The People's Daily laid bare broader Chinese concerns about U.S.-backed action in the Arab world and beyond. China is one of the five permanent U.N. Security Council members that hold the power to veto resolutions.
In March, China abstained from a Security Council vote that authorized Western military intervention in Libya.
The resolution became the basis for a NATO air campaign that led to the overthrow of Muammar Gaddafi, despite misgivings from Beijing and Moscow about the expanded campaign, which they said went beyond the resolution.
"I think that, whatever the (Syria) resolution may have said on paper, both China and Russia worried that it could have laid the way for legitimizing another armed intervention," said Guo Xian'gang, a senior research fellow at the China Institute of International Studies, a government-run think tank in Beijing.
"Previously, on the Libya issue, China did not exercise a veto, and as a result the Western powers used armed force beyond the U.N. mandate," Guo, an expert on the Middle East, told Reuters.
"If the Libya model was applied to Syria, then it could be applied again and again, so China and Russia were more resolute this time," he said, also citing jitters about Western intentions towards Iran.
The people's Daily cited Libya as well as Iraq and Afghanistan.

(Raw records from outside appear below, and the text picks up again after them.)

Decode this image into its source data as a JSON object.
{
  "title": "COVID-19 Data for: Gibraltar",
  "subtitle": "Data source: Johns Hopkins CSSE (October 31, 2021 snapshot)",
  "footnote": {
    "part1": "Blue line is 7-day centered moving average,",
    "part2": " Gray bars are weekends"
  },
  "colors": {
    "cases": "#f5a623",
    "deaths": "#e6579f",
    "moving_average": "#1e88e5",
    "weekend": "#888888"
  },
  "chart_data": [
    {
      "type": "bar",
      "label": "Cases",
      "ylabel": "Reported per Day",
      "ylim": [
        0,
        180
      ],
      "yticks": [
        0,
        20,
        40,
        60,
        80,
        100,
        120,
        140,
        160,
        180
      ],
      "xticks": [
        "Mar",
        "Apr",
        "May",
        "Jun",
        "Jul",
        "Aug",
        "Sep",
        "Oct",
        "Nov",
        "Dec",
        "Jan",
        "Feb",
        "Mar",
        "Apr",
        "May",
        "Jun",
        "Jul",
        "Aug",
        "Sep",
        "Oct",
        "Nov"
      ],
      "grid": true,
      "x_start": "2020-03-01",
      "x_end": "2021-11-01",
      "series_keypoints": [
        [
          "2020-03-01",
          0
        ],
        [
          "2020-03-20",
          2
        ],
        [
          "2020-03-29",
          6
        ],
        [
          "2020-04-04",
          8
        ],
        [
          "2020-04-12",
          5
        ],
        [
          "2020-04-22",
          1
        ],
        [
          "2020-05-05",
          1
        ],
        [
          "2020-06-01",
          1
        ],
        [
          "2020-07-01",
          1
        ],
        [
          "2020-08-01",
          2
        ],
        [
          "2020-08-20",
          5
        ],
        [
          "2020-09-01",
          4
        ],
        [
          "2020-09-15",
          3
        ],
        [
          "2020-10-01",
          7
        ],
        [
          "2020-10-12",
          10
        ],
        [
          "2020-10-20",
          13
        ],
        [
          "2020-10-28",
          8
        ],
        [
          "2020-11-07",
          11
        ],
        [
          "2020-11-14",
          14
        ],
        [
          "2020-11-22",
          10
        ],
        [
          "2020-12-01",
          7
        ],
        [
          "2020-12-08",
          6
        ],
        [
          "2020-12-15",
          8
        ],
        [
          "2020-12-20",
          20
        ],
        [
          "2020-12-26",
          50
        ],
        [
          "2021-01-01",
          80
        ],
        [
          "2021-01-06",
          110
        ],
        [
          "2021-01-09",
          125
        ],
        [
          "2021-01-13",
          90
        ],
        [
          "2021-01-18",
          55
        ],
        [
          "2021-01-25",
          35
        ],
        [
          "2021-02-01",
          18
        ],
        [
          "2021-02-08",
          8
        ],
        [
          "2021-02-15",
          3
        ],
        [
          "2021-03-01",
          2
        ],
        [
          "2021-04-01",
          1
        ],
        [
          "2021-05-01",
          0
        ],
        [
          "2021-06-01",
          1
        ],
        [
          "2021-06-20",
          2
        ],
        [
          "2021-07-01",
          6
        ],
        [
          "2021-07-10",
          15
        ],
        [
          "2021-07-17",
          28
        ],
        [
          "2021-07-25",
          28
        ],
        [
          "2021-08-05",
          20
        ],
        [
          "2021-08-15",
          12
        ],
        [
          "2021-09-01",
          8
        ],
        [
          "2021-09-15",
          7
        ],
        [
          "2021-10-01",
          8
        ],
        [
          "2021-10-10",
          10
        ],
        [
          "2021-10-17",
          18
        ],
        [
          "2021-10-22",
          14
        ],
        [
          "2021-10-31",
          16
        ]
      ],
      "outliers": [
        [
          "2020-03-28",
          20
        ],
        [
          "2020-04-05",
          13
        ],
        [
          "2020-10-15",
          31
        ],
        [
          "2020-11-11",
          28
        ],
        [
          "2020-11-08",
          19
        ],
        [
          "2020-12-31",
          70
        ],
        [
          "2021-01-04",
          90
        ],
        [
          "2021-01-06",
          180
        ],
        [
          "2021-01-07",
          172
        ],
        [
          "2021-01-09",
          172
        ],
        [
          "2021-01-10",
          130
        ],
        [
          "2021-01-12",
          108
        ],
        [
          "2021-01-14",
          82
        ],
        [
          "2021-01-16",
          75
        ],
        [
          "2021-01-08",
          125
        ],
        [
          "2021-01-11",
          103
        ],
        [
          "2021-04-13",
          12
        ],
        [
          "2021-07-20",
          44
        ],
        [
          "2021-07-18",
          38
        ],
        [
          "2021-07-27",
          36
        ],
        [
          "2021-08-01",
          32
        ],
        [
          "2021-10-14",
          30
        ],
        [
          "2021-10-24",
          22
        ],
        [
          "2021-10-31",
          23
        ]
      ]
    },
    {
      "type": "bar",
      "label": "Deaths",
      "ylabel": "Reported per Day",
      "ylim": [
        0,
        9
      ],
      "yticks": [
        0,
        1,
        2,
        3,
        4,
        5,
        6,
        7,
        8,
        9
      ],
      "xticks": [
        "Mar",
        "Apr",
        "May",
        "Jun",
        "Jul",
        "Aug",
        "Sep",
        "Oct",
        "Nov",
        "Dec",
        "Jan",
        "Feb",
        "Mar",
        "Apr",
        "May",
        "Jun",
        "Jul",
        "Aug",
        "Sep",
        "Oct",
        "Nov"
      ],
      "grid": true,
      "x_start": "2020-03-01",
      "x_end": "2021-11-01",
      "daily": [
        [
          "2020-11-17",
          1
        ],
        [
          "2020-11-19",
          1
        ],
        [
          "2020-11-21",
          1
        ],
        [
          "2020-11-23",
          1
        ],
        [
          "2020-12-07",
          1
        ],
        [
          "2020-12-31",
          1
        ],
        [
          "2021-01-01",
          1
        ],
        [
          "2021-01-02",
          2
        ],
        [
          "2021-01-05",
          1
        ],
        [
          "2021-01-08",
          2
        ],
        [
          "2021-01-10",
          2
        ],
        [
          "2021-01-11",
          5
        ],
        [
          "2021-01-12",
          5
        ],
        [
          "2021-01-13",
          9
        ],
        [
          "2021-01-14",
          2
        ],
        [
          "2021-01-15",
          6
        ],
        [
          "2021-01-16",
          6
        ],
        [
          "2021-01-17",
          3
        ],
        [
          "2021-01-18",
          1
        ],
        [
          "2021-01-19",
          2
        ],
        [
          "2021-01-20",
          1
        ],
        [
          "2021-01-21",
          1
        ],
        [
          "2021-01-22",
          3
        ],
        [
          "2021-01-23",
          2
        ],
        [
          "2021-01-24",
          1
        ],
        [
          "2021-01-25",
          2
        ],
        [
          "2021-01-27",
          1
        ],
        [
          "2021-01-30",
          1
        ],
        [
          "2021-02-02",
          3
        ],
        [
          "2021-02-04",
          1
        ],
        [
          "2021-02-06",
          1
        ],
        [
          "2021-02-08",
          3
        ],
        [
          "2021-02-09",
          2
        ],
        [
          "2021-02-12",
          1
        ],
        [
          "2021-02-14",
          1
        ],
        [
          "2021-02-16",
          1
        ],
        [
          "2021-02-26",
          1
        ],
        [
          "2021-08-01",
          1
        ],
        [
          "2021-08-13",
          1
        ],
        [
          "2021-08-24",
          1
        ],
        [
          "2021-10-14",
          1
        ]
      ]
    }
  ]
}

"Libya offers a negative case study. NATO abused the Security Council resolution about establishing a no-fly zone, and directly provided firepower assistance to one side," said the People's Daily.
"The calamities of Iraq and Afghanistan should be ample to wipe clear the world's eyes. Forceful prevention of a humanitarian disaster sounds filled with a sense of justice and responsibility," the paper said.
"But are not the unstoppable attacks and explosions over a decade after regime change a humanitarian disaster?" it said.
Other Chinese newspapers also rejected Western criticism of China's veto, including the military's Liberation Army Daily and the Global Times, a popular tabloid with an unabashedly nationalist view on international affairs.
"This vote by China was above all a vote on trends on the Middle East," the Global Times said in an editorial.
"The Chinese people are starting to believe that Western opinion is habitually hostile to China and there's no use at all in trying to curry favor."